Late in the summer, before classes started, I was sitting in my living room, stuffing, sealing and stamping—by tongue!—200 invitations. And then sending out more follow-up letters once the semester got rolling. (Life before email was tragic.) Then the competition had to be organized, the judges selected, the breakout sessions planned, and on and on. Event management is a beast and anyone who has ever planned a wedding knows what I mean.

The all-day event itself was a huge success, with the winning squads performing at halftime for the basketball game that night. This was also a big fundraising event for our squad—another being our basketball game played against the basketball players while riding donkeys—so at the end of the day, I sat in my living room counting the cash. We had collected thousands of dollars. One important detail of the day that I carefully oversaw: Guard the cash box!

The teacher in charge of our bank account was also one of the people working at the scoring table for the game. So I taped the money into a brown paper bag and walked it up to school, petrified of being mugged. No one knows you have this. No one knows you have this. Just be cool. Mr. Peterman and I had talked on the phone about the drop, but I sure felt weird walking into the gym that night carrying that package filled with thousands in cash and sliding it across the table to him.

If I have any regrets about my time on the squad, it would be this. First, that routine I created for tryouts our sophomore year, to Caught Up in You by .38 Special, was way too hard. What was I trying to prove? I had made up the routine in my kitchen that summer after freshman year while wearing out a cassette in my crappy little—read: huge—boom box. Also that summer, I had the police at my door one day when a neighbor complained about my loud music. I’d been cranking a cassette of A Chorus Line and singing along at the top of my lungs.

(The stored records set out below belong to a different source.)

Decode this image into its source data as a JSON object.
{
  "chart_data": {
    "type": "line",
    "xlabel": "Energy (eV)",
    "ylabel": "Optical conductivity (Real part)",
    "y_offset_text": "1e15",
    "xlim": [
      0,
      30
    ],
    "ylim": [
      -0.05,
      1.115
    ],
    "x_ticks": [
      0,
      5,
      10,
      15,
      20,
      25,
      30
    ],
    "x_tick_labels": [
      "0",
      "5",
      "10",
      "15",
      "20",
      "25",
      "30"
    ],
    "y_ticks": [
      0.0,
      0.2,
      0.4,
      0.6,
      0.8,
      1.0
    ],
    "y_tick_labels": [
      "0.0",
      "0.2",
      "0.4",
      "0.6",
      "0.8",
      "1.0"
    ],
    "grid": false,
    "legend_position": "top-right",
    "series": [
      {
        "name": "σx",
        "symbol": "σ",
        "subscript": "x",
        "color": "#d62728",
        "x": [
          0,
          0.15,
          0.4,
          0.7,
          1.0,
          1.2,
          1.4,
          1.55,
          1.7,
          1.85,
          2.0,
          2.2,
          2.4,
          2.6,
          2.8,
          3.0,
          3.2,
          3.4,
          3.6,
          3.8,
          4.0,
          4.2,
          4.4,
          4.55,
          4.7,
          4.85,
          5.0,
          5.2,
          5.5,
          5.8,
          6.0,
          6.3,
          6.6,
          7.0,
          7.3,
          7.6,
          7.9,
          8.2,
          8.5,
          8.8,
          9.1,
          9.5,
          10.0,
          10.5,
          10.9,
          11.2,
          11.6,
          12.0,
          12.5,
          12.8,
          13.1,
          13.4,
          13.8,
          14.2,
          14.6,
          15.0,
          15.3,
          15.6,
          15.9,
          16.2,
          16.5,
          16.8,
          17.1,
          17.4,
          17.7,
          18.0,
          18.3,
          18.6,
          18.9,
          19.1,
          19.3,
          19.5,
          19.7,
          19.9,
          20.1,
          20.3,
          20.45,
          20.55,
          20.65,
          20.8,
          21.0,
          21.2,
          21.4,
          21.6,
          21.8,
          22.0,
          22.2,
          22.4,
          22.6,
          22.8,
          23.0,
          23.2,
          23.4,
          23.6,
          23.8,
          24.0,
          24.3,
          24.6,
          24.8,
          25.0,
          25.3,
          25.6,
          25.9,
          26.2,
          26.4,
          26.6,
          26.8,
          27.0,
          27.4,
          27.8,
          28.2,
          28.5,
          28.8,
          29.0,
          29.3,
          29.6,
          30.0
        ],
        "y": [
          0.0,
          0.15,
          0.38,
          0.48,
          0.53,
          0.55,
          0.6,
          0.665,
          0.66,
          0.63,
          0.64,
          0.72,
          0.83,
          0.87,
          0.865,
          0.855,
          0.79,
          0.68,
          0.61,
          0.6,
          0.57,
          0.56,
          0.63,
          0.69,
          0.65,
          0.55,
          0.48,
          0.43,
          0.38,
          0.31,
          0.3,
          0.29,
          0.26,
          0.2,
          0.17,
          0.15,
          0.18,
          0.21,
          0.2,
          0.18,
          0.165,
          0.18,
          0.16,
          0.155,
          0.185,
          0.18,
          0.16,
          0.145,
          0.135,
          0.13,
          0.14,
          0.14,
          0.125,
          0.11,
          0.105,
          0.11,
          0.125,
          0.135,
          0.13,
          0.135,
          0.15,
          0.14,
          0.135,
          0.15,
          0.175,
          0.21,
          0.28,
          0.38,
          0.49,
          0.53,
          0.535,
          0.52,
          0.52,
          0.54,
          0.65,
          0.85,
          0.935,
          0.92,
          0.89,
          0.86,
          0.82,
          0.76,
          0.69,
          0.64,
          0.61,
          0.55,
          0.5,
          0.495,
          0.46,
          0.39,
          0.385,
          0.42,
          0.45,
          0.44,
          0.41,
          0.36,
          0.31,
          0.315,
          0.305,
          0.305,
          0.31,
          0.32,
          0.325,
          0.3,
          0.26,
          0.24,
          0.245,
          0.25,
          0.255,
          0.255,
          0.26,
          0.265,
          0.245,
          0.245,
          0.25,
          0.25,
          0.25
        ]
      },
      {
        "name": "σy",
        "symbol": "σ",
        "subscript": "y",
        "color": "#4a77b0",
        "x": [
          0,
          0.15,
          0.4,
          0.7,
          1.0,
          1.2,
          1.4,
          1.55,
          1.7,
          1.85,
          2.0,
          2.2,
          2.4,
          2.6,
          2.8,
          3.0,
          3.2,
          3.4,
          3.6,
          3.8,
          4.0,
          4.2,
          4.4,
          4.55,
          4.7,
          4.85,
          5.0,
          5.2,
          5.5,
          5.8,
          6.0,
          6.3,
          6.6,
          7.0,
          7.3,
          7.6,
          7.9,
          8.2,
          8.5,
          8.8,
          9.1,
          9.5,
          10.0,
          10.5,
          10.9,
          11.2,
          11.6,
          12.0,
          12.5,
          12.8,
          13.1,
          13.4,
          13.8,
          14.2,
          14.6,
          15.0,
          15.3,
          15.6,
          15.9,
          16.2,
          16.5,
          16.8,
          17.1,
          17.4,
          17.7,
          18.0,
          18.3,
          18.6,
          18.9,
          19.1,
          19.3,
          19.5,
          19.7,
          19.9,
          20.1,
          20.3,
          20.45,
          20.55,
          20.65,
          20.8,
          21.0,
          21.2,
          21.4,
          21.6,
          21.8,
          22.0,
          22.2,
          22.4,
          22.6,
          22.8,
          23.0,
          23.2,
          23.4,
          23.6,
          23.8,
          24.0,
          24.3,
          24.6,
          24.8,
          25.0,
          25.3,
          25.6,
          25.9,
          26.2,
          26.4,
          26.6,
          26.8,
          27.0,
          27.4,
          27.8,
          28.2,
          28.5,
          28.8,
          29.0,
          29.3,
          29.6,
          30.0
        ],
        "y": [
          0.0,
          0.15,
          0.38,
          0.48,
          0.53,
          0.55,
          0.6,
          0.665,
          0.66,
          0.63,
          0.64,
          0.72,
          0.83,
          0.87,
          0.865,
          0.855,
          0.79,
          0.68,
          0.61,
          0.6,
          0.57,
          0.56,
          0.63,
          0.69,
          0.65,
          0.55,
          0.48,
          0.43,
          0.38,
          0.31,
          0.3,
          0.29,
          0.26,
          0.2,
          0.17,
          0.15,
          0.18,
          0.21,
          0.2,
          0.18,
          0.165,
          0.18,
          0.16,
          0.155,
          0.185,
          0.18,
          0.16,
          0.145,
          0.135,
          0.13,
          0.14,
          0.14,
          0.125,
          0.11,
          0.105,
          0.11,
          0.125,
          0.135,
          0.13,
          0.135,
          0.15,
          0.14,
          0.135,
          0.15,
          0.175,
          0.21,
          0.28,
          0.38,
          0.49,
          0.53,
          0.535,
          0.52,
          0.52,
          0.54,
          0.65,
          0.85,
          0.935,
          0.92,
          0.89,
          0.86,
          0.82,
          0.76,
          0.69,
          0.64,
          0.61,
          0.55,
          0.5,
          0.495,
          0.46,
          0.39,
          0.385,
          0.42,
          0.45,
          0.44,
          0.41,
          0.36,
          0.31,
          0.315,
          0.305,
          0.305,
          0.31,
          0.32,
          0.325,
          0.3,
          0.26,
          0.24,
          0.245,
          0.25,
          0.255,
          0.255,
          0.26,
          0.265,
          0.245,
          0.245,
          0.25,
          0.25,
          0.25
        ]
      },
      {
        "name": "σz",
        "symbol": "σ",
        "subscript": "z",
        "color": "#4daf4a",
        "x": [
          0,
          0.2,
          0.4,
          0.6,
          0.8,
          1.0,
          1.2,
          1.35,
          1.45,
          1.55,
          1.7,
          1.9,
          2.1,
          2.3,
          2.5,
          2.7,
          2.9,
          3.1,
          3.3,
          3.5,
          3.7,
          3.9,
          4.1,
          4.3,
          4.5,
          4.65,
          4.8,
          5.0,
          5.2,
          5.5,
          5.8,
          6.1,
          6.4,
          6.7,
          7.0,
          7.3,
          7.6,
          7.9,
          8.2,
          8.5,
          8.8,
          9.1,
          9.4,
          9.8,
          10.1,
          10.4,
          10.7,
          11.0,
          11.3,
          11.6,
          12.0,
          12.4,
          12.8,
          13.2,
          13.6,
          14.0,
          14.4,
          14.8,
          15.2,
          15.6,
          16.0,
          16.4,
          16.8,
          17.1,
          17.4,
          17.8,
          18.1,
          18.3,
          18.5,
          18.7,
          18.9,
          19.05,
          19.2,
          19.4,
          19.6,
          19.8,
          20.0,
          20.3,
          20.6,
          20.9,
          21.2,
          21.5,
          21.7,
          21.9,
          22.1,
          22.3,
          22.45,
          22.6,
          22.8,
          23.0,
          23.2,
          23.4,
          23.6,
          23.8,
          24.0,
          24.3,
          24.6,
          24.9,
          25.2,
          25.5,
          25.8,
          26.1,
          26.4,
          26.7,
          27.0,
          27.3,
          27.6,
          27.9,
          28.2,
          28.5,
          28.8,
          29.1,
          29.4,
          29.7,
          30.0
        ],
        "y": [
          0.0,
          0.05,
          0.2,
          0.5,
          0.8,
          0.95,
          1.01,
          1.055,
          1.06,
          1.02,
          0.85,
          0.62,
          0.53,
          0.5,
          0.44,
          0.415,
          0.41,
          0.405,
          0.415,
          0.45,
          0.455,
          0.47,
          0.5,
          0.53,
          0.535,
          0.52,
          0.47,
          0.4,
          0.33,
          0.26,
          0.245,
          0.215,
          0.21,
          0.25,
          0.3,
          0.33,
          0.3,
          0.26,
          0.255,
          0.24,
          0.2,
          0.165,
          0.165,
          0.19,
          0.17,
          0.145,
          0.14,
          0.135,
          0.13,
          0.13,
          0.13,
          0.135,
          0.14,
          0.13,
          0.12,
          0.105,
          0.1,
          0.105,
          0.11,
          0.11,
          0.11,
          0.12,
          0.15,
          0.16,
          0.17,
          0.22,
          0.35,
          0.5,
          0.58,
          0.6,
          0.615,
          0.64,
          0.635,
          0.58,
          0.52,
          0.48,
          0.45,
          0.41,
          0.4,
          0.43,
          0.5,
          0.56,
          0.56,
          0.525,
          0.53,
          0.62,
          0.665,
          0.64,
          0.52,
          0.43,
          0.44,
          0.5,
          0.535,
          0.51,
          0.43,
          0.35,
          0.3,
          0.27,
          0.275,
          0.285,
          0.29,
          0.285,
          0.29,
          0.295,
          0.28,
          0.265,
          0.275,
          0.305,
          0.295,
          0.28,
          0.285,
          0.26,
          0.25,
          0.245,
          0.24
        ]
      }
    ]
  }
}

Second, my co-captain and I should not have colluded to keep an annoying but deserving girl off the squad. We thought we could play God, then threw the score sheets into the incinerator so we wouldn’t get caught. When I saw her perform in a dance ensemble our senior year, grooving to those awesome tunes from the movie Footloose, I was glad to see she’d landed on her feet. Still, what we did was wrong, and I knew that even then.

Here’s what else was wrong: I had nowhere else to go as a pom-pom girl after that. I still loved what we did, but I couldn’t do that again. I couldn’t sign up for being captain another year—even though it could have been possible and I was being encouraged to do it—but then again, could I be on the squad now and not be captain?

When try-outs came along in the fall, I had changed housing and was now living with eight girls from the squad in one of those hard-to-heat old houses a few blocks off Water Street. I struggled mightily with the decision of being on the squad again—the opportunity for captain had come and gone in the spring when the new year’s slate was elected—finally breaking down and showing up for the first day of try-outs. But I didn’t come back the second day. I was like Cassie in A Chorus Line, a former star dancer who now just wanted the “music and the mirror and the chance to dance.” But I no longer fit in.